5. S'il appartient à l'autorité administrative saisie d'une demande de création ou de transfert d'officine de pharmacie, présentée au titre des dispositions mentionnées ci-dessus, de s'assurer du caractère complet du dossier présenté à l'appui de cette demande, la circonstance que ce dossier ne comporterait pas l'ensemble des documents exigés par les dispositions du code de la santé publique pour l'examen de cette demande, ou que les documents produits seraient insuffisants, imprécis ou comporteraient des inexactitudes, n'est susceptible d'entacher d'illégalité l'autorisation accordée que dans le cas où les omissions, inexactitudes ou insuffisances entachant le dossier ont été de nature à fausser l'appréciation que l'autorité administrative devait porter sur la conformité du projet à la réglementation applicable, y compris sur l'application du droit d'antériorité, par rapport aux demandes ultérieures concurrentes, prévu par l'article L. 5125-5 du code de la santé publique.

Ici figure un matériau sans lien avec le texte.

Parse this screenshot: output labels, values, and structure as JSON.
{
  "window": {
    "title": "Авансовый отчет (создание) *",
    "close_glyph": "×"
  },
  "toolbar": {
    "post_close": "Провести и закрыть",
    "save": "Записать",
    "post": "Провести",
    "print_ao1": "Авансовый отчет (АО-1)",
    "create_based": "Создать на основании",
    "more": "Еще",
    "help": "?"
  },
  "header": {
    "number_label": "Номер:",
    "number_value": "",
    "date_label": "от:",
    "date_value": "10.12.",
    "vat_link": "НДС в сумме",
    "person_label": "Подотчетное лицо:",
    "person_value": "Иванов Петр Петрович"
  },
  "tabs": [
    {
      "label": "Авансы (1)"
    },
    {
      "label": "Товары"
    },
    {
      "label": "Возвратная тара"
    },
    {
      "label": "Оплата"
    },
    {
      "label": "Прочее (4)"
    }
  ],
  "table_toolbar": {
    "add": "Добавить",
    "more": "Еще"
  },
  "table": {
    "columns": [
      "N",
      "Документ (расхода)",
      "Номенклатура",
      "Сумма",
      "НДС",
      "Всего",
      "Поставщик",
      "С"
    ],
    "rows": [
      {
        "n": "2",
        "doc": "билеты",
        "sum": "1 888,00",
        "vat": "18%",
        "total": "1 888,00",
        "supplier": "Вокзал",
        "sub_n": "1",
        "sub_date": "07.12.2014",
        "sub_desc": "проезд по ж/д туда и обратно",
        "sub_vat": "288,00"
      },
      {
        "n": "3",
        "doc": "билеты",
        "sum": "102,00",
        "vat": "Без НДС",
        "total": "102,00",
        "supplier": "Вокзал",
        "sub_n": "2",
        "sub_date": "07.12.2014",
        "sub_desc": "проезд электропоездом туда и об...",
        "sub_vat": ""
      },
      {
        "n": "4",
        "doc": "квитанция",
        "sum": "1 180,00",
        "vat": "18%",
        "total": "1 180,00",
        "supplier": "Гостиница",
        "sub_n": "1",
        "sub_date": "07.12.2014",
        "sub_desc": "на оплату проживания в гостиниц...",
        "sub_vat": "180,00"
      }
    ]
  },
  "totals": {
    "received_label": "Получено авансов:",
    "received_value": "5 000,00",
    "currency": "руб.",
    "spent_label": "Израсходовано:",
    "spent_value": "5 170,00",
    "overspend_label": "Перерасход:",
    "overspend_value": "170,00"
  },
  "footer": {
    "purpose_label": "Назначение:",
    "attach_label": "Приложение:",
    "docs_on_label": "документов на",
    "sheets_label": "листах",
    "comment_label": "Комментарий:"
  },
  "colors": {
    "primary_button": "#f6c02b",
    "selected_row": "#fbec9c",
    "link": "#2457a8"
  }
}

6. Pour annuler la décision du 7 octobre 2013, le tribunal administratif de La Réunion s'est fondé sur le motif tiré de ce que le dossier de demande de transfert présenté par M. F... au nom de la SELARL Pharmacie Ylang Ylang, au sein de laquelle M. F...et Mme D...se trouvent associés, ne contenait aucune pièce de nature à justifier de la qualité de pharmacienne en exercice de Mme D...ou de l'une des qualités prévues par les articles 5 et 6 de la loi du 31 décembre 1990. Toutefois il ressort des pièces du dossier et notamment du mémoire du 12 décembre 2014 produit par l'ARS, devant le tribunal administratif que l'ARS avait obtenu auprès de l'ordre des pharmaciens des informations indiquant que Mme D...avait bien la qualité de pharmacienne. C'est donc à tort que le tribunal administratif s'est fondé au point 8 de son jugement sur la circonstance selon laquelle l'ARS n'avait pu estimer que le dossier de demande de transfert de l'officine était complet.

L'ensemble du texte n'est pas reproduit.